Yesterday I wrote that we will look today at a few methods to greatly improve your partner training, if within your class or naturally also, when you get together to train outside of regular classes. - work slow and WITH your partner until you experience every millimeter of your movement
- find out when and how which joint** moves, how do muscle groups throughout the body create a non-stop wave (flow) of movement that lets you seemingly effortless produce an enormous amount of power and control at any given time
** example punch: while you punch feel which part of the job is done by your shoulder, elbow, wrist; check your body movement: ankles, knees, hips, spine, become aware of the linkage between movements, the development of power, the fluidity of motion, the maintenance of balance, the timing of your actions, the distance to your partner, etc. Get the idea? Yes, once again it's about the CoreConcepts, using them like a check-list to improve.
- COMMUNICATE with each other to help each other to achieve the goal of the exercise
- define for yourself the goal, the intention of the exercise, ask your partner for feedback, ask your trainer/instructor/sifu
- create reliable skills, that work under pressure, within a stressful scenario, as opposed to 'just' repeating techniques, help each other by increasing intensity, speed, power involved, talk and plan and train
- enable yourself to deal eventually even with the strongest and fastest attacks with a MINIMUM of effort, "test-drive" your skills
- example, show your partner no pressure and he/she naturally gets through, now use YOUR pressure and control any attack, the result?
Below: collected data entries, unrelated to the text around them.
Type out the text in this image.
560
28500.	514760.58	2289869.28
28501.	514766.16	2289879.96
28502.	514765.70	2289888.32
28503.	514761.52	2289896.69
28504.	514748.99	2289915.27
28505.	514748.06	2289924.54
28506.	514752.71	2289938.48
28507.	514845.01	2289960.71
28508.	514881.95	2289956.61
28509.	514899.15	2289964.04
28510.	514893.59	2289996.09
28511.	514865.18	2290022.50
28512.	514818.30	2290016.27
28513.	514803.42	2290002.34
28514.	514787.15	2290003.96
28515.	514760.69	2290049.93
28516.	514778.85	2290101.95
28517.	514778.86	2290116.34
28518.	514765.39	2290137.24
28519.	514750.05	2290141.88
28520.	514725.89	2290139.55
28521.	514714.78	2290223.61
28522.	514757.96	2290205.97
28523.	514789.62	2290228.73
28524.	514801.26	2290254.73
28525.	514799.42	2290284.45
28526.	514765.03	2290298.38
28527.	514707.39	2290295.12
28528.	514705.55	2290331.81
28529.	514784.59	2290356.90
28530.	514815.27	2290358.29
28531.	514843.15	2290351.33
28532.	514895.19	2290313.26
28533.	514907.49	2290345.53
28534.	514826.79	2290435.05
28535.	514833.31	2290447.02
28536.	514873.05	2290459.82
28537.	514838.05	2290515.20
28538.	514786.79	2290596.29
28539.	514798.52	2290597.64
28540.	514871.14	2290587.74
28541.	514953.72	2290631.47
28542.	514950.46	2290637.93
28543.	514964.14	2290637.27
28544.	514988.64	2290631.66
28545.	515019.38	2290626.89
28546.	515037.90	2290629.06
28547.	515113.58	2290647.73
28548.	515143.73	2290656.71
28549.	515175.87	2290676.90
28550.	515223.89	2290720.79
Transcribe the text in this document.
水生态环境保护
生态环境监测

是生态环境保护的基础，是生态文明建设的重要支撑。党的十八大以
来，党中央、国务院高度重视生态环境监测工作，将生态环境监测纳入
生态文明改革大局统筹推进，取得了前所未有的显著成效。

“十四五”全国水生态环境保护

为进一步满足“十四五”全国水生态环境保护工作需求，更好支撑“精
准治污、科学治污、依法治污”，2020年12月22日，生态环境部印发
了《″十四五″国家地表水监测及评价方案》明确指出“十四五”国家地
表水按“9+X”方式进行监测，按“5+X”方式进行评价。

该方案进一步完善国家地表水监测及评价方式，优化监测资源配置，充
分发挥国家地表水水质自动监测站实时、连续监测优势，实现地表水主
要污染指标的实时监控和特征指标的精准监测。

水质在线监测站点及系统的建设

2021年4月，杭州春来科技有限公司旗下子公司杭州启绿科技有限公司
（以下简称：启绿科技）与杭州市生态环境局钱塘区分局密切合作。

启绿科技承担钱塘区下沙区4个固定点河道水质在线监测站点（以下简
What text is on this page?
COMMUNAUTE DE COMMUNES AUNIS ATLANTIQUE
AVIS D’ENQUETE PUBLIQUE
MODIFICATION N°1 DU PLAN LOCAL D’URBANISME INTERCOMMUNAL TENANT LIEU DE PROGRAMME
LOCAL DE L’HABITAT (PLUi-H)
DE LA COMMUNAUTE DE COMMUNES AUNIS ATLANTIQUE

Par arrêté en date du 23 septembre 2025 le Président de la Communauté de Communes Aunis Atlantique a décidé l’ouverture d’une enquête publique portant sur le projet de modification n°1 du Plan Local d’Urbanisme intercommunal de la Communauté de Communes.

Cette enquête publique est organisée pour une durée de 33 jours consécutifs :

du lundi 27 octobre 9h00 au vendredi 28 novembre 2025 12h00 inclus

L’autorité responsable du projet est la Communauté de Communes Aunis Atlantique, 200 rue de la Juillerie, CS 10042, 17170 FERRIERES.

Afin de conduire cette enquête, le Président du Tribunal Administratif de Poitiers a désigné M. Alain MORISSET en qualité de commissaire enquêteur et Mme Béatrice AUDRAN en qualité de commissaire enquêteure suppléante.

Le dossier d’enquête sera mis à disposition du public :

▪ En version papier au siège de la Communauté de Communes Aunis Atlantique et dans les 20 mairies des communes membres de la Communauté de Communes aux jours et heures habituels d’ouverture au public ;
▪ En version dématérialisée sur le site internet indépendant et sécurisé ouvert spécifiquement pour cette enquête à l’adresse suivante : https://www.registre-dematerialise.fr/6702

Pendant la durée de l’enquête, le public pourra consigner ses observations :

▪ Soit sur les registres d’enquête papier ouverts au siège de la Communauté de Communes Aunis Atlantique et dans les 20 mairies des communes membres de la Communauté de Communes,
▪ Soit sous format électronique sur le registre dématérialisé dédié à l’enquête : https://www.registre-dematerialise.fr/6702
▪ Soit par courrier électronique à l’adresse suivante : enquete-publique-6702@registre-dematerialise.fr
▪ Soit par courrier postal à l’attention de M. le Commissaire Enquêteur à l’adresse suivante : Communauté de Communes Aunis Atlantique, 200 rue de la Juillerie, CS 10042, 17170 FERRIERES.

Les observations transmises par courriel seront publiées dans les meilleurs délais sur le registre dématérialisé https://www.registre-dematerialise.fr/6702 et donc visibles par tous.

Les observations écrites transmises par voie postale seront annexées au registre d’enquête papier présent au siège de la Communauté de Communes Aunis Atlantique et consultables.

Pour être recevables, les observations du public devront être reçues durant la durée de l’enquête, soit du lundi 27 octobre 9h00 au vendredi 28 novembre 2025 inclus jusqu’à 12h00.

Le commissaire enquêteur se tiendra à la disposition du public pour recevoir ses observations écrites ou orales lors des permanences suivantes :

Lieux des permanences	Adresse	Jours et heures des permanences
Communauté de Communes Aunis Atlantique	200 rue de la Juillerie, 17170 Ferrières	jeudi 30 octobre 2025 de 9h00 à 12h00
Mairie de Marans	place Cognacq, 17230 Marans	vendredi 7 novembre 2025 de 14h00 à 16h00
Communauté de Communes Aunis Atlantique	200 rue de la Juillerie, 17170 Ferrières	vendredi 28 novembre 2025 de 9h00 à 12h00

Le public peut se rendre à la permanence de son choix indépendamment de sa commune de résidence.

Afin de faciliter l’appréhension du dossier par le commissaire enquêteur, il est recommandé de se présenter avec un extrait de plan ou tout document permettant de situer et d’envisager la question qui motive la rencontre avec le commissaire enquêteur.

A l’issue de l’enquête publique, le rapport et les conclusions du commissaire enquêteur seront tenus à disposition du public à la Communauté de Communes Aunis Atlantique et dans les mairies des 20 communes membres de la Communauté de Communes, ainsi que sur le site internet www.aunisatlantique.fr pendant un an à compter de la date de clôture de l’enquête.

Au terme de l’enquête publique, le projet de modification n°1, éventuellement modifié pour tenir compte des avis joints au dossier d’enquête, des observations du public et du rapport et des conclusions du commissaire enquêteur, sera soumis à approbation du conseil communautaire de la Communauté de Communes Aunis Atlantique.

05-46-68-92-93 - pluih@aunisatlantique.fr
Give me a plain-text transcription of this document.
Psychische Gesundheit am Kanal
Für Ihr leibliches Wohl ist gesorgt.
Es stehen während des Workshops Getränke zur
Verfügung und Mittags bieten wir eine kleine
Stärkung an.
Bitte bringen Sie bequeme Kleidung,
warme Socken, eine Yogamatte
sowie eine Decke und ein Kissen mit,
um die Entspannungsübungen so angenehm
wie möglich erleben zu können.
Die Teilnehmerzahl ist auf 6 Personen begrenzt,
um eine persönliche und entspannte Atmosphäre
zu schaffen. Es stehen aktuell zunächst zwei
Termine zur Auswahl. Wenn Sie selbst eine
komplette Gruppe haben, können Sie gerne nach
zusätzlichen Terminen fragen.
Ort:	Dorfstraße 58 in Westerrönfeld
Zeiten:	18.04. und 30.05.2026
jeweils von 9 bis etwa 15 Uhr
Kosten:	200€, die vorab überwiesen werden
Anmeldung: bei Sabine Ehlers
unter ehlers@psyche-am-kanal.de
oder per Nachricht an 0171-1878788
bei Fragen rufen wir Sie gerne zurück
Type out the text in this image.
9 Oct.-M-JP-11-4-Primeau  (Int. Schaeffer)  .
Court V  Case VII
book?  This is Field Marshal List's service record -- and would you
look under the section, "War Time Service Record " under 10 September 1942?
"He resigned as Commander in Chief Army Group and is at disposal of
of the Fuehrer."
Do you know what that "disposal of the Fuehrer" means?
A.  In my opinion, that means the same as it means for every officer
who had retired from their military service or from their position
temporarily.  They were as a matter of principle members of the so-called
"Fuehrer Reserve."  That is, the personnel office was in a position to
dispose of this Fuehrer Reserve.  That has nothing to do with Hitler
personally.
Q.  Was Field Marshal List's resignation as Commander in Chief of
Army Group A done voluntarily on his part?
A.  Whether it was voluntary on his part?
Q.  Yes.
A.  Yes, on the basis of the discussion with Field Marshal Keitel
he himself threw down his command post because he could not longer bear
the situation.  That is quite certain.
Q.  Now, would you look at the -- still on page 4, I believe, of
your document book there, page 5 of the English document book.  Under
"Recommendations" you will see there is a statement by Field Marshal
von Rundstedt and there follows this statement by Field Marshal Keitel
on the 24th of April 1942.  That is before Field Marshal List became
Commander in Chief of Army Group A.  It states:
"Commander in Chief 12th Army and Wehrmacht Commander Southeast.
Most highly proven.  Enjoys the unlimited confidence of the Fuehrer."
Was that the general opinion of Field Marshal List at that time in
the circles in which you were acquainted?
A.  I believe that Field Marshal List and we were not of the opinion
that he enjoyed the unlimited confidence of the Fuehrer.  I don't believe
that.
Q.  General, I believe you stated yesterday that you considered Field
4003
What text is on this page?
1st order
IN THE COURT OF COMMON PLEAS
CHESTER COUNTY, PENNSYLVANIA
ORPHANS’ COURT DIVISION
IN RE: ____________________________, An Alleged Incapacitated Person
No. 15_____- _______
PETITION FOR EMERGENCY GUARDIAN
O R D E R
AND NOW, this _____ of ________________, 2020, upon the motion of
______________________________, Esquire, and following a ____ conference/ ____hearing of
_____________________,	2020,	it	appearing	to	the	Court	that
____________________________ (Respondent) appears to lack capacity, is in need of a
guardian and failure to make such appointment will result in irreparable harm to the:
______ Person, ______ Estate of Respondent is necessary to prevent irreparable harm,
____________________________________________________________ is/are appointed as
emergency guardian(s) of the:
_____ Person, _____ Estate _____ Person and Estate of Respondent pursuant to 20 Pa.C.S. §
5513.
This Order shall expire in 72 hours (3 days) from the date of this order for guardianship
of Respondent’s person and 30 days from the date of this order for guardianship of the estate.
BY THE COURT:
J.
The ideal result should be, that your partner doesn't feel any difference between 'no pressure' and just 'enough pressure', which requires a lot of training.
- also, let your partner attack you without any warning, control, and in the end even more important, attack instantly and/or continue to control this and any follow-up attacks. How (relatively) long can you go without 'losing' it?
- one figures out over time that there are truly no secrets in Wing Tsun, sometimes it's almost disappointing, ... yes, you have to know the forms, Chi-Sau, Lat-Sau, the details that make or brake the performance, but only following the previous points, and showing an understanding can turn you over time into what would be considered a master
Once again, this is where the CoreConcepts come in (as mentioned on Sept 5th), that let you perform regardless of technique. Similar concepts could of course also be found in western boxing. It is in the end a great explanatory tool, a learning and teaching tool, to eventually simplify the training and help you to see a systematical approach throughout the Wing Tsun system, a connection from form to form, from form to exercises to application.
The CoreConcepts build a interconnected framework that puts the right focus into your training, many drills "just" being practical applications of these CoreConcepts, so to say practical 'explanations' of this theoretical frame.